Anyone have an idea why this doesn't work?

const schema = Joi.when('', {
    is: Joi.number().min(0),
    then: Joi.string(),
    otherwise: Joi.valid()
});

schema.validate(123);    // Should go to "then" and fail– not a string.  Works!
schema.validate('123');  // Should go to "then" and succeed.  Works!
schema.validate('-123'); // Should go to "otherwise" and fail.  But it doesn't?

@devinivy The reason why is because Joi utilizes type coercion as well, so that number 123 is being coerced into "123" instead and it is valid. Similarly this is occuring when you are sending "123" as it is being coerced into a Number to pass the is check.

See the validate() function options, specifically the convert parameter. This can also be selectively applied with the strict() flag.

@devinivy You thought it worked, it didn't.
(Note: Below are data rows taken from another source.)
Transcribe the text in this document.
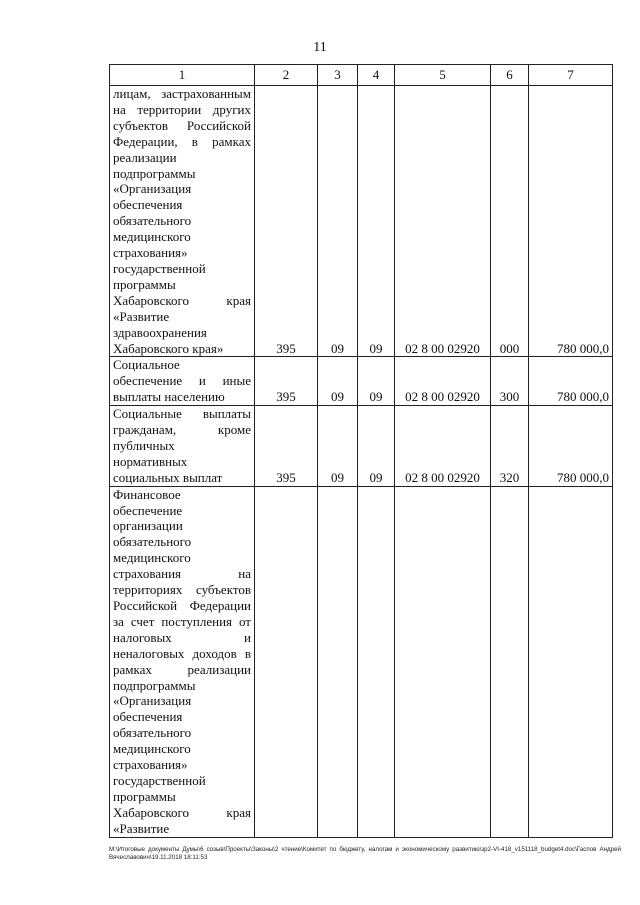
11
1	2	3	4	5	6	7
лицам, застрахованным на территории других субъектов Российской Федерации, в рамках реализации подпрограммы «Организация обеспечения обязательного медицинского страхования» государственной программы Хабаровского края «Развитие здравоохранения Хабаровского края»	395	09	09	02 8 00 02920	000	780 000,0
Социальное обеспечение и иные выплаты населению	395	09	09	02 8 00 02920	300	780 000,0
Социальные выплаты гражданам, кроме публичных нормативных социальных выплат	395	09	09	02 8 00 02920	320	780 000,0
Финансовое обеспечение организации обязательного медицинского страхования на территориях субъектов Российской Федерации за счет поступления от налоговых и неналоговых доходов в рамках реализации подпрограммы «Организация обеспечения обязательного медицинского страхования» государственной программы Хабаровского края «Развитие						
M:\Итоговые документы Думы\6 созыв\Проекты\Законы\2 чтение\Комитет по бюджету, налогам и экономическому развитию\зр2-VI-418_v151118_budget4.doc\Гаспов Андрей Вячеславович\19.11.2018 18:11:53
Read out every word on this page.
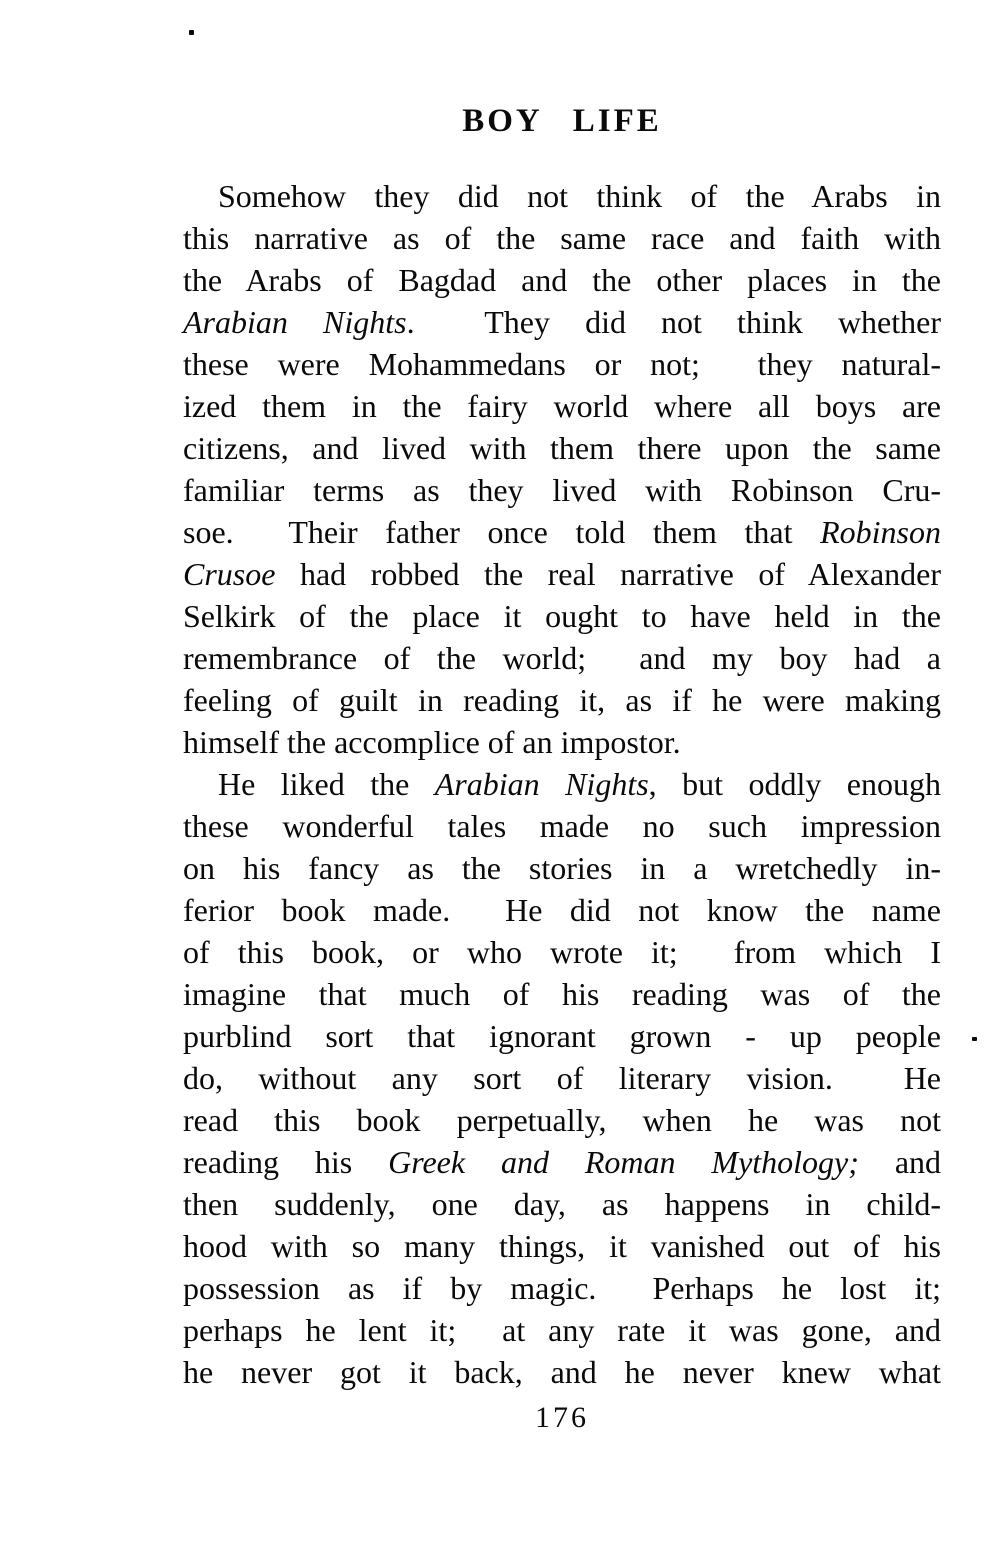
BOY LIFE
Somehow they did not think of the Arabs in
this narrative as of the same race and faith with
the Arabs of Bagdad and the other places in the
Arabian Nights.  They did not think whether
these were Mohammedans or not;  they natural-
ized them in the fairy world where all boys are
citizens, and lived with them there upon the same
familiar terms as they lived with Robinson Cru-
soe.  Their father once told them that Robinson
Crusoe had robbed the real narrative of Alexander
Selkirk of the place it ought to have held in the
remembrance of the world;  and my boy had a
feeling of guilt in reading it, as if he were making
himself the accomplice of an impostor.
He liked the Arabian Nights, but oddly enough
these wonderful tales made no such impression
on his fancy as the stories in a wretchedly in-
ferior book made.  He did not know the name
of this book, or who wrote it;  from which I
imagine that much of his reading was of the
purblind sort that ignorant grown - up people
do, without any sort of literary vision.  He
read this book perpetually, when he was not
reading his Greek and Roman Mythology; and
then suddenly, one day, as happens in child-
hood with so many things, it vanished out of his
possession as if by magic.  Perhaps he lost it;
perhaps he lent it;  at any rate it was gone, and
he never got it back, and he never knew what
176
A reference to '' points to nothing, this gives undefined, Joi.number().min(0) is not required, so undefined is valid, the then is applied and fails. Same goes for each and every case you gave, it will always pick the then.
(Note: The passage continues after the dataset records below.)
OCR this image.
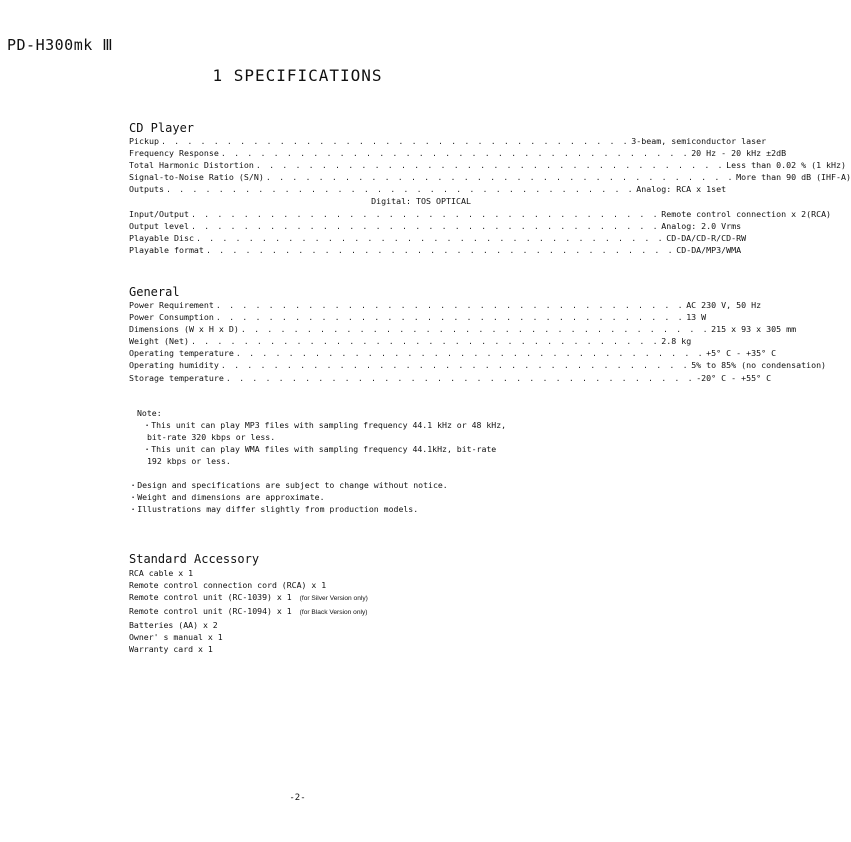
PD-H300mk Ⅲ
1 SPECIFICATIONS
CD Player
Pickup . . . . . . . . . . . . . . . . . . . . . . . . . . . . . . . . . . . . 3-beam, semiconductor laser
Frequency Response . . . . . . . . . . . . . . . . . . . . . . . . . . . . . . . . . . . . 20 Hz - 20 kHz ±2dB
Total Harmonic Distortion . . . . . . . . . . . . . . . . . . . . . . . . . . . . . . . . . . . . Less than 0.02 % (1 kHz)
Signal-to-Noise Ratio (S/N) . . . . . . . . . . . . . . . . . . . . . . . . . . . . . . . . . . . . More than 90 dB (IHF-A)
Outputs . . . . . . . . . . . . . . . . . . . . . . . . . . . . . . . . . . . . Analog: RCA x 1set
Digital: TOS OPTICAL
Input/Output . . . . . . . . . . . . . . . . . . . . . . . . . . . . . . . . . . . . Remote control connection x 2(RCA)
Output level . . . . . . . . . . . . . . . . . . . . . . . . . . . . . . . . . . . . Analog: 2.0 Vrms
Playable Disc . . . . . . . . . . . . . . . . . . . . . . . . . . . . . . . . . . . . CD-DA/CD-R/CD-RW
Playable format . . . . . . . . . . . . . . . . . . . . . . . . . . . . . . . . . . . . CD-DA/MP3/WMA
General
Power Requirement . . . . . . . . . . . . . . . . . . . . . . . . . . . . . . . . . . . . AC 230 V, 50 Hz
Power Consumption . . . . . . . . . . . . . . . . . . . . . . . . . . . . . . . . . . . . 13 W
Dimensions (W x H x D) . . . . . . . . . . . . . . . . . . . . . . . . . . . . . . . . . . . . 215 x 93 x 305 mm
Weight (Net) . . . . . . . . . . . . . . . . . . . . . . . . . . . . . . . . . . . . 2.8 kg
Operating temperature . . . . . . . . . . . . . . . . . . . . . . . . . . . . . . . . . . . . +5° C - +35° C
Operating humidity . . . . . . . . . . . . . . . . . . . . . . . . . . . . . . . . . . . . 5% to 85% (no condensation)
Storage temperature . . . . . . . . . . . . . . . . . . . . . . . . . . . . . . . . . . . . -20° C - +55° C
Note:
・This unit can play MP3 files with sampling frequency 44.1 kHz or 48 kHz,
bit-rate 320 kbps or less.
・This unit can play WMA files with sampling frequency 44.1kHz, bit-rate
192 kbps or less.
・Design and specifications are subject to change without notice.
・Weight and dimensions are approximate.
・Illustrations may differ slightly from production models.
Standard Accessory
RCA cable x 1
Remote control connection cord (RCA) x 1
Remote control unit (RC-1039) x 1 (for Silver Version only)
Remote control unit (RC-1094) x 1 (for Black Version only)
Batteries (AA) x 2
Owner' s manual x 1
Warranty card x 1
-2-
I think the main use case I can think of for a Joi.string().numeric() is cases where it should remain a string and keep padding zeros intact.

for example 082000549 is a routing number and It would be wrong if it ended up as 82000549

I don't see this as dramatically different from alphanum

@CharlieEarnup you can do that with Joi.number().raw(). The problem with this request is that everyone wants something different, and at the end, it is often to validate a number but keep the string. Sometimes with the tailing zeros, sometimes without. Between raw() and cast() you can accomplish a more expressive and accurate schema.

Okay good to know I can use that.

However it still seems to me to be inconsistent with the established grammar of the api which tends towards Joi.<ValidateType>.<ValidateContent>.... Since you couldn't precisely represent certain numeric strings as a number type, It does throw the user through a loop.

For that reason semantically I still think Joi.string().numeric() is more clear than Joi.number().integer().raw().

If there was a real need for this, sure. But everything has a cost, especially now with browser support size matters.

Don't think many people want that, plus Joi.string().regex(/^\d+$/) is about as effective as this.

thank you for this

I want a numeric string of at least 20 digits.

Joi.string().numeric().min(20)

> Joi.number().integer().raw().validate("01234567890123456789")
{
  value: '01234567890123456789',
  error: [Error [ValidationError]: "value" must be a safe number] {
    isJoi: true,
    name: 'ValidationError',
    _original: '01234567890123456789',
    details: [ [Object] ]
  }
}

Using number().integer().raw() isn't expressive at all, it just doesn't match my intention, and it... doesn't work.

Using a regular expression is stupid. Why have alphanum but not numeric? If I cared about browser package size and liked non-expressive code and/or regular expressions, I would just... use regular expressions without a library at all.

@tobyhinloopen

Using a regular expression is stupid.

So is thinking you can get support with this attitude. I suggest you find a different solution that is less stupid.